Yep. Since I wrote that post I have worked that out myself. I now use the same as you posted. "regdomain ETSI country GB".


----------



## Phishfry (Jan 13, 2020)

I had a wireless module that was showing debug and had to force it. For the US:
create_args_wlan0="regdomain FCC country US"


----------



## cloud8111 (Jan 13, 2020)

The countrycode and regdomain settings control the channels the card can operate on, as well as maximum transmission power, whether active scanning can be used, where and how ad-hoc mode can be used and also whether DFS and TPC (802.11h) support is required.


----------



## jomm (Aug 16, 2021)

Chris_H said:


> xtaz is _exactly_ right. *That* is what the installer was asking for. I know this, because I _just_ went through the whole ordeal _the hard way_.
> 
> Good luck!
> 
> --Chris


Wow! I'm up against the same issue - I wouldn't have guessed that the small list of regdomains (in pairs, some with a country as the first or second part of the 'pair', some with just two regdomains) was a prompt to drop out of the installer and manually edit a configuration file!

Anyway 'No wireless networks were found. Rescan?'

This aspect of the installer is quite a deal-breaker in some ways, and will definitely put people off if they have been using other Unix-like OSes! It would be awesome to be able to detect WiFi networks (it is such a shame, because the WiFi device I am using is supported in FreeBSD, and while it not may be the regdomain, it just won't find any networks, but it does on mac, Debian (including Ubuntu), Windows, etc!


----------



## grahamperrin@ (Aug 16, 2021)

jomm said:


> the WiFi device



What is it?


----------



## grahamperrin@ (Jan 8, 2022)

Vull said:


> … Also incidentally …:
> 
> For me, `create_args_wlan0="country US"` and it has never been necessary (for me) to specify regdomain.
> When I use the USB installer to configure wireless networking while installing 13.0-RELEASE, it allows me, but notably, _doesn't require me_, to specify regdomain.
> regdomain is not case-sensitive. For country code US, /etc/regdomain.xml specifies rd id="fcc" but <rd id="fcc"> specifies <name>FCC</name>. I get the same results whether I use "FCC" or "fcc" for regdomain in my /etc/rc.conf file. I've tried it all three ways, just to be certain of this. Quoting from /etc/regdomain.xml, "Regdomain code gets this information with the IEEE80211_IOC_DRIVERCAPS ioctl." 𡀦…



I can't recall (and can't easily test), does a prompt for regdomain appear _automatically_ if the person installing chooses a WLAN configuration?

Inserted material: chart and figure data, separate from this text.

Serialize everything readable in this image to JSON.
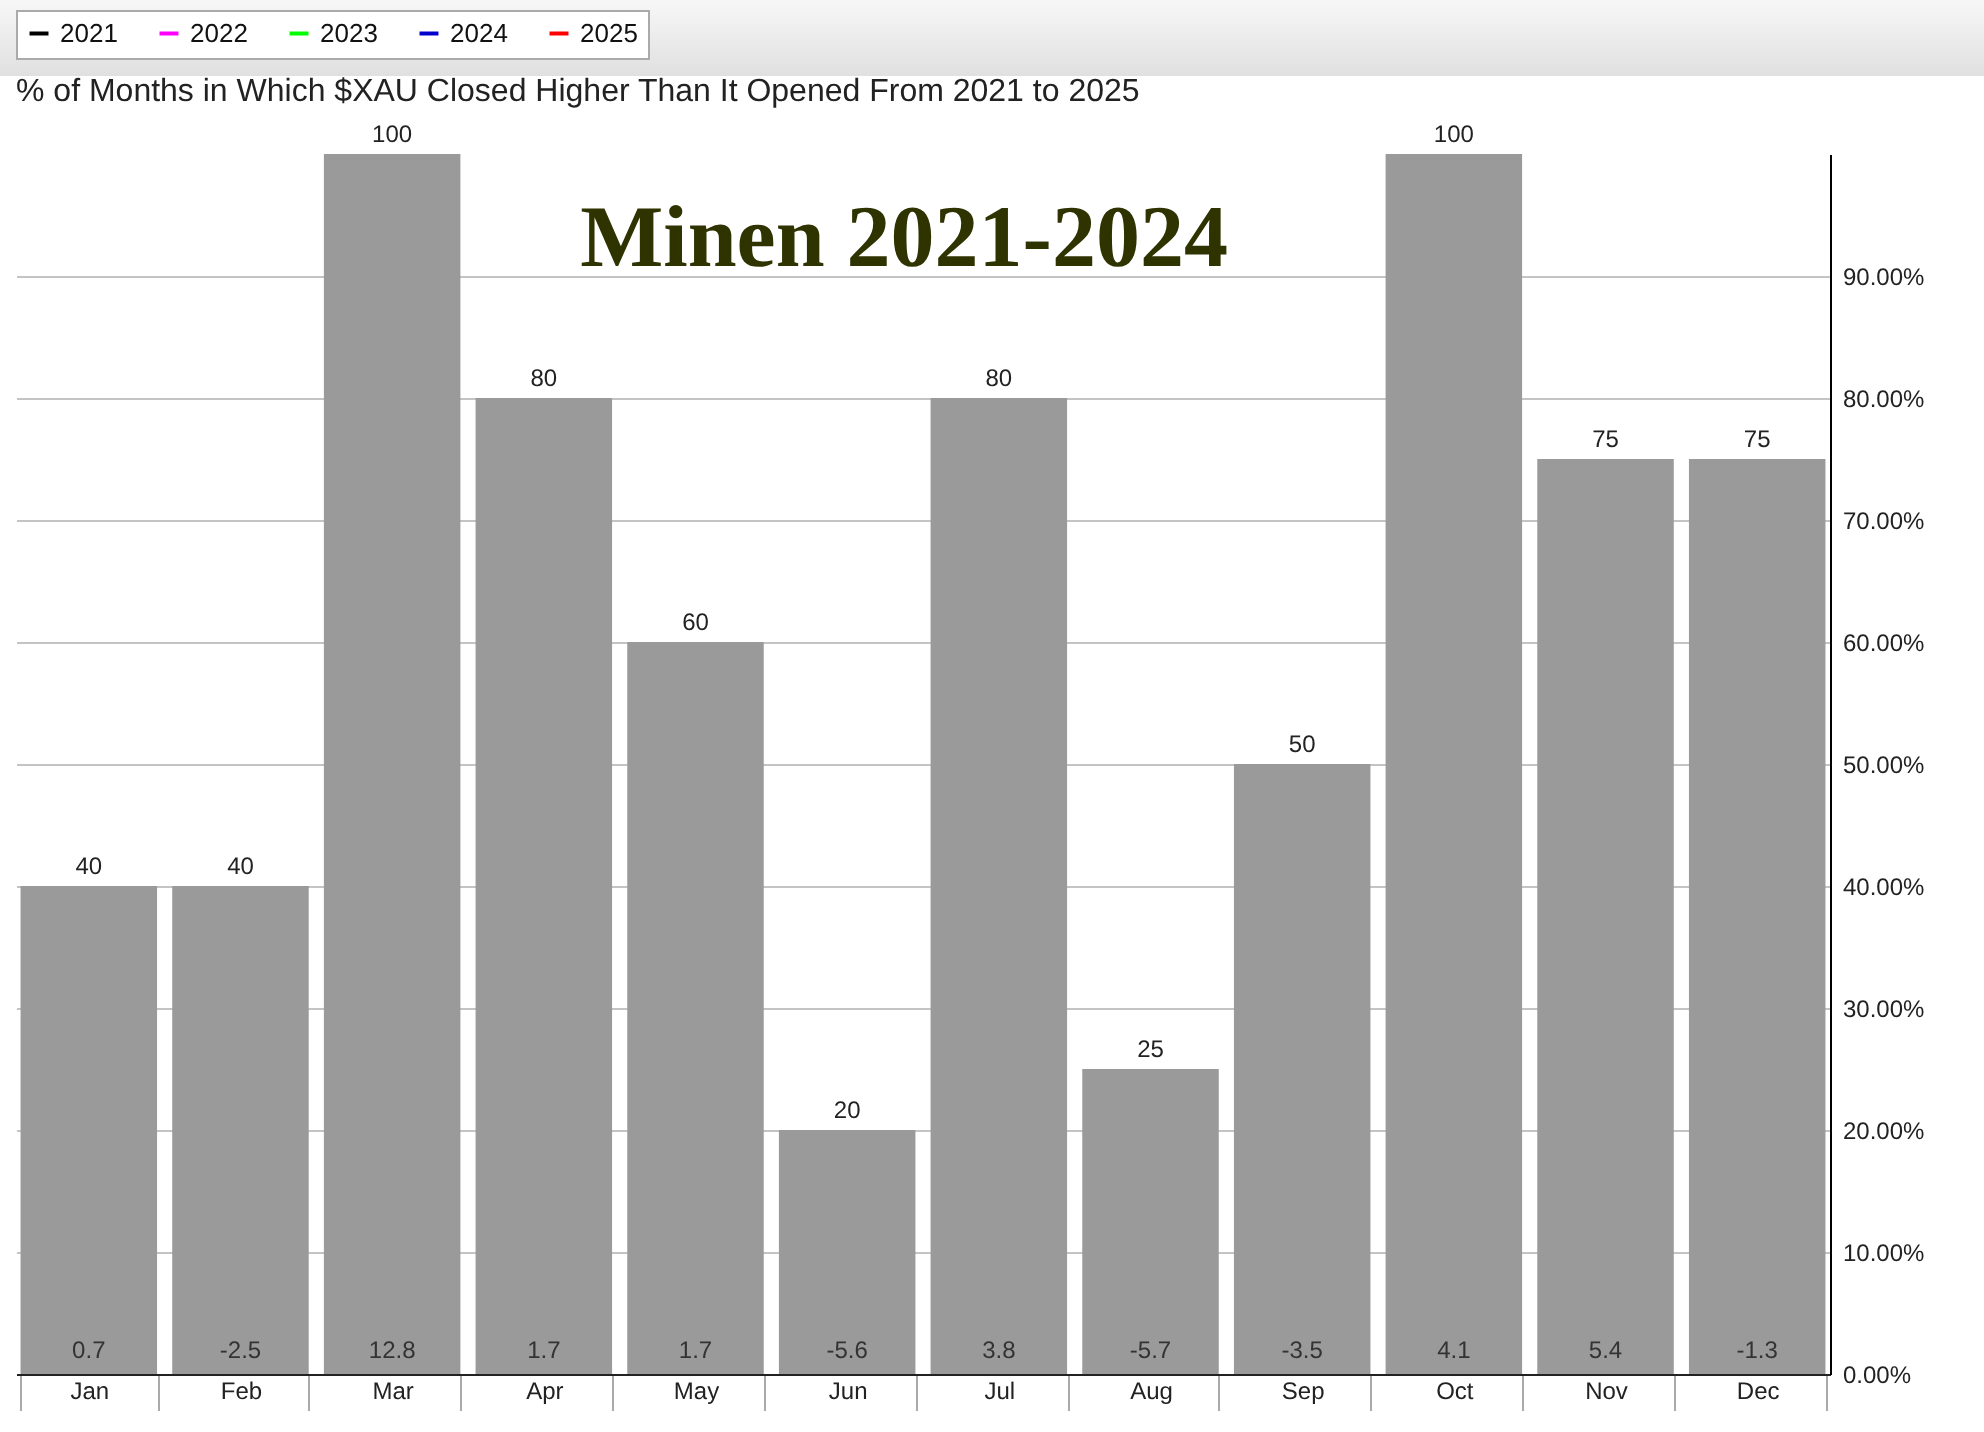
{
  "chart_data": {
    "type": "bar",
    "title": "% of Months in Which $XAU Closed Higher Than It Opened From 2021 to 2025",
    "categories": [
      "Jan",
      "Feb",
      "Mar",
      "Apr",
      "May",
      "Jun",
      "Jul",
      "Aug",
      "Sep",
      "Oct",
      "Nov",
      "Dec"
    ],
    "series": [
      {
        "color": "#9a9a9a",
        "values": [
          40,
          40,
          100,
          80,
          60,
          20,
          80,
          25,
          50,
          100,
          75,
          75
        ]
      },
      {
        "type": "line",
        "name": "2021",
        "color": "#000000",
        "values": [
          null,
          null,
          null,
          null,
          null,
          null,
          null,
          null,
          null,
          null,
          null,
          null
        ]
      },
      {
        "type": "line",
        "name": "2022",
        "color": "#ff00ff",
        "values": [
          null,
          null,
          null,
          null,
          null,
          null,
          null,
          null,
          null,
          null,
          null,
          null
        ]
      },
      {
        "type": "line",
        "name": "2023",
        "color": "#00ff00",
        "values": [
          null,
          null,
          null,
          null,
          null,
          null,
          null,
          null,
          null,
          null,
          null,
          null
        ]
      },
      {
        "type": "line",
        "name": "2024",
        "color": "#0000cc",
        "values": [
          null,
          null,
          null,
          null,
          null,
          null,
          null,
          null,
          null,
          null,
          null,
          null
        ]
      },
      {
        "type": "line",
        "name": "2025",
        "color": "#ff0000",
        "values": [
          null,
          null,
          null,
          null,
          null,
          null,
          null,
          null,
          null,
          null,
          null,
          null
        ]
      }
    ],
    "ylim": [
      0,
      100
    ],
    "yticks": [
      {
        "value": 0,
        "label": "0.00%"
      },
      {
        "value": 10,
        "label": "10.00%"
      },
      {
        "value": 20,
        "label": "20.00%"
      },
      {
        "value": 30,
        "label": "30.00%"
      },
      {
        "value": 40,
        "label": "40.00%"
      },
      {
        "value": 50,
        "label": "50.00%"
      },
      {
        "value": 60,
        "label": "60.00%"
      },
      {
        "value": 70,
        "label": "70.00%"
      },
      {
        "value": 80,
        "label": "80.00%"
      },
      {
        "value": 90,
        "label": "90.00%"
      }
    ],
    "grid": "y",
    "legend": "top left",
    "data_labels": true,
    "annotations": [
      "Minen 2021-2024",
      "0.7",
      "-2.5",
      "12.8",
      "1.7",
      "1.7",
      "-5.6",
      "3.8",
      "-5.7",
      "-3.5",
      "4.1",
      "5.4",
      "-1.3"
    ]
  }
}
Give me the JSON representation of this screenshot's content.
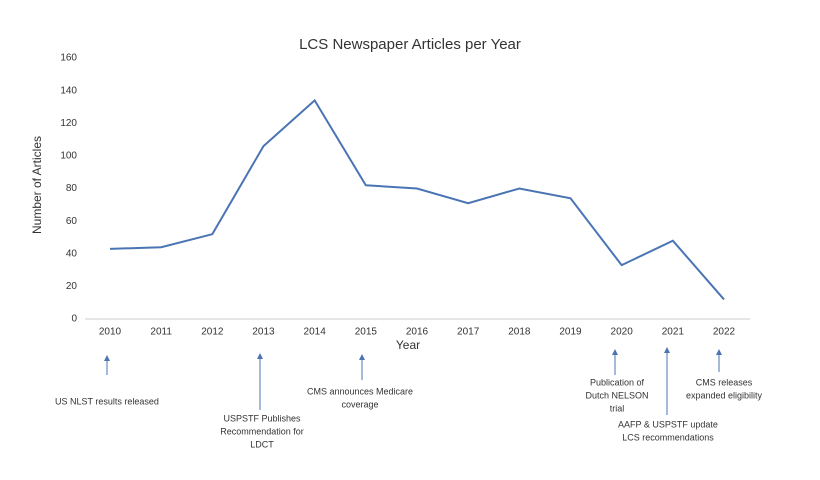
{
  "chart_data": {
    "type": "line",
    "title": "LCS Newspaper Articles per Year",
    "x_label": "Year",
    "y_label": "Number of Articles",
    "categories": [
      "2010",
      "2011",
      "2012",
      "2013",
      "2014",
      "2015",
      "2016",
      "2017",
      "2018",
      "2019",
      "2020",
      "2021",
      "2022"
    ],
    "series": [
      {
        "name": "Articles",
        "color": "#4a74b4",
        "values": [
          43,
          44,
          52,
          106,
          134,
          82,
          80,
          71,
          80,
          74,
          33,
          48,
          12
        ]
      }
    ],
    "ylim": [
      0,
      160
    ],
    "yticks": [
      0,
      20,
      40,
      60,
      80,
      100,
      120,
      140,
      160
    ],
    "grid": false,
    "annotations": [
      [
        "US NLST results released"
      ],
      [
        "USPSTF Publishes",
        "Recommendation for",
        "LDCT"
      ],
      [
        "CMS announces Medicare",
        "coverage"
      ],
      [
        "Publication of",
        "Dutch NELSON",
        "trial"
      ],
      [
        "AAFP & USPSTF update",
        "LCS  recommendations"
      ],
      [
        "CMS releases",
        "expanded eligibility"
      ]
    ]
  }
}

bsdinstall(8) `netconfig` mentions `wlanconfig`, which is probably:

https://github.com/freebsd/freebsd-src/blob/main/usr.sbin/bsdinstall/scripts/wlanconfig



Vull said:


> _*[FONT=monospace]riemannesco[/FONT]*_'s  country code is probably "FR" for France



I imagine so. Elsewhere, riemannesco /u/riemannesco wrote: "… la nationalité suisse en habitant en France, …".

Seeing the `etsi2` discrepancy for `AT`, I wondered whether something other than `etsi` might be appropriate for `FR`. I found a few documents on the Internet with other codes, but nothing definitive. (I find much of it quite mysterious. I can't complain, when one of the initially interesting documents appeared to be an unauthorised copy of something confidential.)

<https://en.wikipedia.org/wiki/IEEE_802.11#Regulatory_domains_and_legal_compliance>




vince66 said:


> Could be help:
> 
> Regulatory Domains by Country



It certainly was helpful, thanks, however the site is now down. In the Wayback Machine (nothing more recent): 

<https://web.archive.org/web/2021030...mmitdata.com/Documents/Regulatory_Domains.pdf>


----------